Seattle reporter shares his Christmas in Newtown

Dec 26, 2012, 11:57 AM | Updated: 1:22 pm

Seattle reporter Casey McNerthney told the Ross and Burbank Show of the devastating pain and...

Seattle reporter Casey McNerthney told the Ross and Burbank Show of the devastating pain and remarkable hope and love he's experienced covering the Newtown school shooting over Christmas. (AP image)

(AP image)

Seattle native Casey McNerthney is spending his first Christmas away from home. It couldn’t be more emotional as the Seattle PI reporter files dispatches from heartbroken Newtown, Conn. in the aftermath of the horrific Sandy Point Elementary School shooting.

McNerthney is one of a handful of reporters from the Hearst newspaper group, owner of the PI, sent to Newtown to give some of the company’s reporters who’ve been covering the story since the shooting Dec. 14 a break.

“The staff here has been doing great stuff but they were working around the clock so we kind of came to help out and see what we could do,” McNerthney told KIRO Radio’s Ross and Burbank Show in an interview with guest host David Boze.

At first, it was a tough choice, but after speaking with family he decided he would volunteer to help others enjoy the holiday.

“It’s nice to have an understanding family,” he said. “I also figured it’s easier for a guy who doesn’t have any kids, who’s relatively young to go out there so somebody else doesn’t have to.”

It’s been the most difficult assignment of his career. Nothing could prepare McNerthney for the pain and sadness he would encounter everywhere he went in the small town, like the persistent tears.

“They’re the kind of cries you only see when a child or parent dies. That’s been tough to be around.”

He wasn’t immune. The emotion hit home as he stood outside one of the many funeral services for the young victims, and was suddenly overcome with tears himself.

“It was awful. The worst part about it was – you can’t do anything. There’s nothing in the world that would make these parents feel better than having their daughter back and I think that’s why it was so terrible: You realize there’s nothing you can do,” he recounted tearfully.

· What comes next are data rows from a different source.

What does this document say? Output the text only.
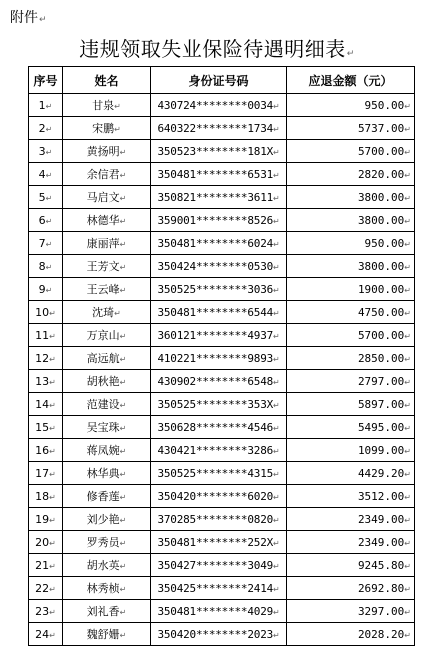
附件↵
违规领取失业保险待遇明细表↵
序号	姓名	身份证号码	应退金额（元）
1↵	甘泉↵	430724********0034↵	950.00↵
2↵	宋鹏↵	640322********1734↵	5737.00↵
3↵	黄扬明↵	350523********181X↵	5700.00↵
4↵	余信君↵	350481********6531↵	2820.00↵
5↵	马启文↵	350821********3611↵	3800.00↵
6↵	林德华↵	359001********8526↵	3800.00↵
7↵	康丽萍↵	350481********6024↵	950.00↵
8↵	王芳文↵	350424********0530↵	3800.00↵
9↵	王云峰↵	350525********3036↵	1900.00↵
10↵	沈琦↵	350481********6544↵	4750.00↵
11↵	万京山↵	360121********4937↵	5700.00↵
12↵	高远航↵	410221********9893↵	2850.00↵
13↵	胡秋艳↵	430902********6548↵	2797.00↵
14↵	范建设↵	350525********353X↵	5897.00↵
15↵	吴宝珠↵	350628********4546↵	5495.00↵
16↵	蒋凤婉↵	430421********3286↵	1099.00↵
17↵	林华典↵	350525********4315↵	4429.20↵
18↵	修香莲↵	350420********6020↵	3512.00↵
19↵	刘少艳↵	370285********0820↵	2349.00↵
20↵	罗秀员↵	350481********252X↵	2349.00↵
21↵	胡水英↵	350427********3049↵	9245.80↵
22↵	林秀桢↵	350425********2414↵	2692.80↵
23↵	刘礼香↵	350481********4029↵	3297.00↵
24↵	魏舒姗↵	350420********2023↵	2028.20↵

One of the big challenges is knowing many locals don’t want him there. He’d seen the stories of townspeople berating reporters and demanding the throngs leave town. He admitted he’d likely feel the same way if he were in their shoes, but he just tried to be kind and compassionate while still doing his job.

“You never want to be intrusive and I realize by circumstance you are. You just kind of acknowledge, ‘I realize you don’t want me here and I understand it.’ People may not talk to you but they’ll still be very nice to you, which is pretty neat,” he said.

Some of those people have gone out of their way to make him feel welcome. After mentioning he was away from Seattle for the holiday, several even invited him to their homes for Christmas dinner.

“You also see some remarkably positive things and some really loving people out here,” he said.

He’s seen the outpouring of love from all over the world. Donations and volunteers continue to pour in. He was particularly moved by a group that arrived in town just before Midnight on Christmas to hang a banner from City Hall.

McNerthney said he’s also been moved by strength and kindness of the families who’ve suffered the most. He said some parents even baked their daughter’s favorite cupcakes and gave them to everyone who attended a memorial service after the young girl’s burial, even the reporters.

“It is incredible that you’re greeted with such kindness by the people there. It shows that not even an unspeakable act of evil can squash that human spirit,” said Boze.